LIME (Ribeiro et al., 2016) explains individual predictions of any ML model. It works as follows:

  1. Takes a specific observation we want explained.
  2. Generates perturbations — slightly modified versions of that observation.
  3. Checks how the model reacts to those changes.
  4. Builds a simple, interpretable local model (e.g., linear regression) that approximates the complex model’s behavior in the neighborhood of that observation.
Code 
from sklearn.ensemble import RandomForestClassifier
from sklearn.datasets import load_iris
from sklearn.model_selection import train_test_split
import numpy as np

# Train model on Iris data
iris = load_iris()
X_train, X_test, y_train, y_test = train_test_split(
    iris.data, iris.target, test_size=0.2, random_state=42
)

model = RandomForestClassifier(n_estimators=100, random_state=42)
model.fit(X_train, y_train)

# Pick one observation
i = 7
obs = X_test[i]
pred = model.predict([obs])[0]
proba = model.predict_proba([obs])[0]

print(f"Observation: {obs}")
print(f"Prediction: {iris.target_names[pred]} (probabilities: {proba.round(3)})")

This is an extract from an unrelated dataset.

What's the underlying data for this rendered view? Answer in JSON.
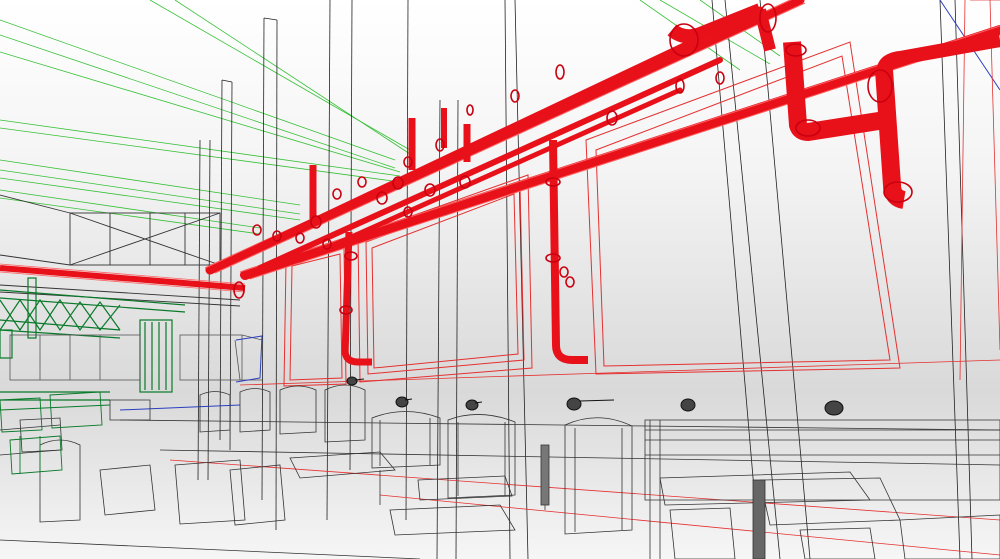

# Feature importance for this model
importances = model.feature_importances_
print(f"\nFeature importance (global):")
for name, imp in sorted(zip(iris.feature_names, importances), key=lambda x: -x[1]):
    print(f"  {name}: {imp:.3f}")
Observation: [6.9 3.1 5.1 2.3]
Prediction: virginica (probabilities: [0.   0.08 0.92])

Feature importance (global):
  petal length (cm): 0.440
  petal width (cm): 0.422
  sepal length (cm): 0.108
  sepal width (cm): 0.030
# To use LIME (requires: pip install lime):
from lime.lime_tabular import LimeTabularExplainer

explainer = LimeTabularExplainer(
    X_train,
    feature_names=iris.feature_names,
    class_names=iris.target_names,
    discretize_continuous=True
)

exp = explainer.explain_instance(X_test[i], model.predict_proba)
exp.show_in_notebook()

LIME will show which features (e.g., petal length > 4.5, petal width > 1.6) influenced the classification of a given flower as Virginica. The same approach works for any model — from logistic regression to deep neural networks.

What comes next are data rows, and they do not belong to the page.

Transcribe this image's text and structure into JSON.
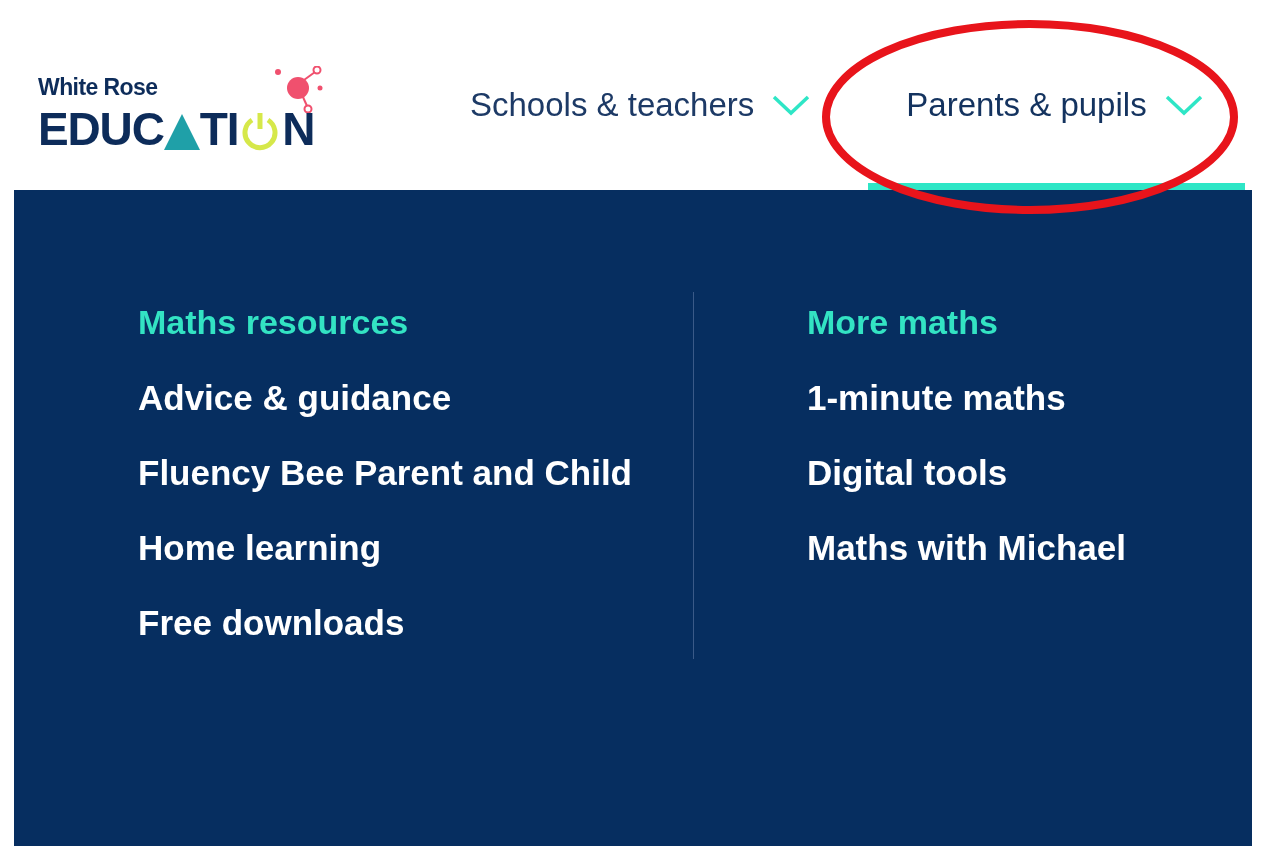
{
  "logo": {
    "top_line": "White Rose",
    "word_parts": [
      "EDUC",
      "TI",
      "N"
    ]
  },
  "nav": [
    {
      "label": "Schools & teachers",
      "selected": false
    },
    {
      "label": "Parents & pupils",
      "selected": true
    }
  ],
  "menu": {
    "columns": [
      {
        "heading": "Maths resources",
        "items": [
          "Advice & guidance",
          "Fluency Bee Parent and Child",
          "Home learning",
          "Free downloads"
        ]
      },
      {
        "heading": "More maths",
        "items": [
          "1-minute maths",
          "Digital tools",
          "Maths with Michael"
        ]
      }
    ]
  },
  "annotation": {
    "kind": "ellipse",
    "color": "#e8141b"
  }
}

Course Summary — What’s Next?

Over 5 lectures we followed this path:

  1. L1: What is real-time analytics and when is it needed (batch vs NRT vs RT).
  2. L2: Evolution of data and processing models (OLTP -> OLAP -> Data Lake -> Big Data).
  3. L3: Stream processing — time, watermarking, time windows.
  4. L4: Apache Kafka and microservices — real-time system architecture.
  5. L5: Machine learning in streaming context — online learning, anomalies, explainability.

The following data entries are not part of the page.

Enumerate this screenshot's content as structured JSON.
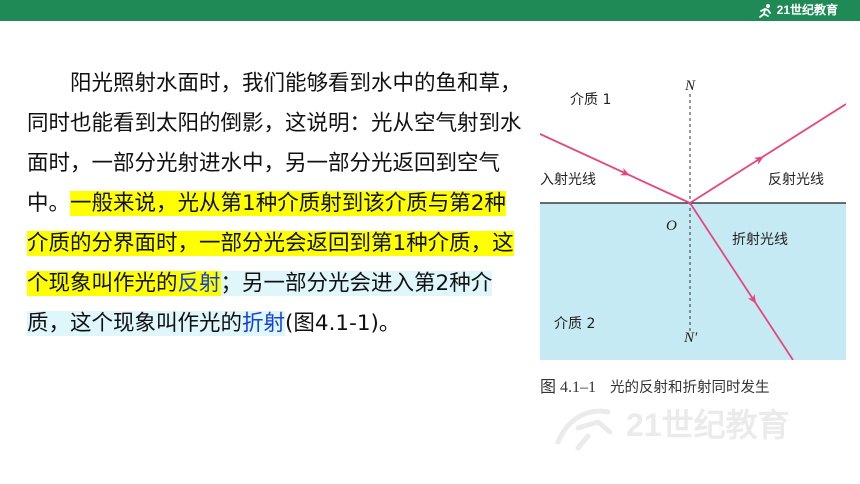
{
  "header": {
    "logo_text": "21世纪教育",
    "bar_color": "#1f8a55"
  },
  "paragraph": {
    "s1": "阳光照射水面时，我们能够看到水中的鱼和草，同时也能看到太阳的倒影，这说明：光从空气射到水面时，一部分光射进水中，另一部分光返回到空气中。",
    "s2": "一般来说，光从第1种介质射到该介质与第2种介质的分界面时，一部分光会返回到第1种介质，这个现象叫作光的",
    "term_reflection": "反射",
    "s3": "；另一部分光会进入第2种介质，这个现象叫作光的",
    "term_refraction": "折射",
    "s4": "(图4.1-1)。",
    "highlight_color": "#ffff00",
    "term_color": "#1340d8"
  },
  "figure": {
    "medium1": "介质 1",
    "medium2": "介质 2",
    "normal_top": "N",
    "normal_bottom": "N′",
    "origin": "O",
    "incident": "入射光线",
    "reflected": "反射光线",
    "refracted": "折射光线",
    "water_color": "#c6eaf4",
    "ray_color": "#e8457f"
  },
  "caption": {
    "number": "图 4.1–1",
    "text": "光的反射和折射同时发生"
  },
  "watermark": {
    "text": "21世纪教育"
  }
}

In the labs, you’ll translate this knowledge into practice: set up an environment in Docker, write Kafka producers and consumers, build a Spark Streaming + Kafka pipeline, deploy an ML model as a FastAPI microservice, and build a complete real-time anomaly detection system.

Business Impact

Anomaly detection is the foundation of modern risk management — from detecting financial fraud to predicting machine failures (predictive maintenance). Algorithm explainability is a necessity in regulated sectors — understanding “why the system said NO” protects a company from reputational and legal damage and ensures compliance with regulations (AI Act, GDPR). Companies that combine real-time analytics with interpretable ML gain a competitive advantage not only in speed, but also in customer trust.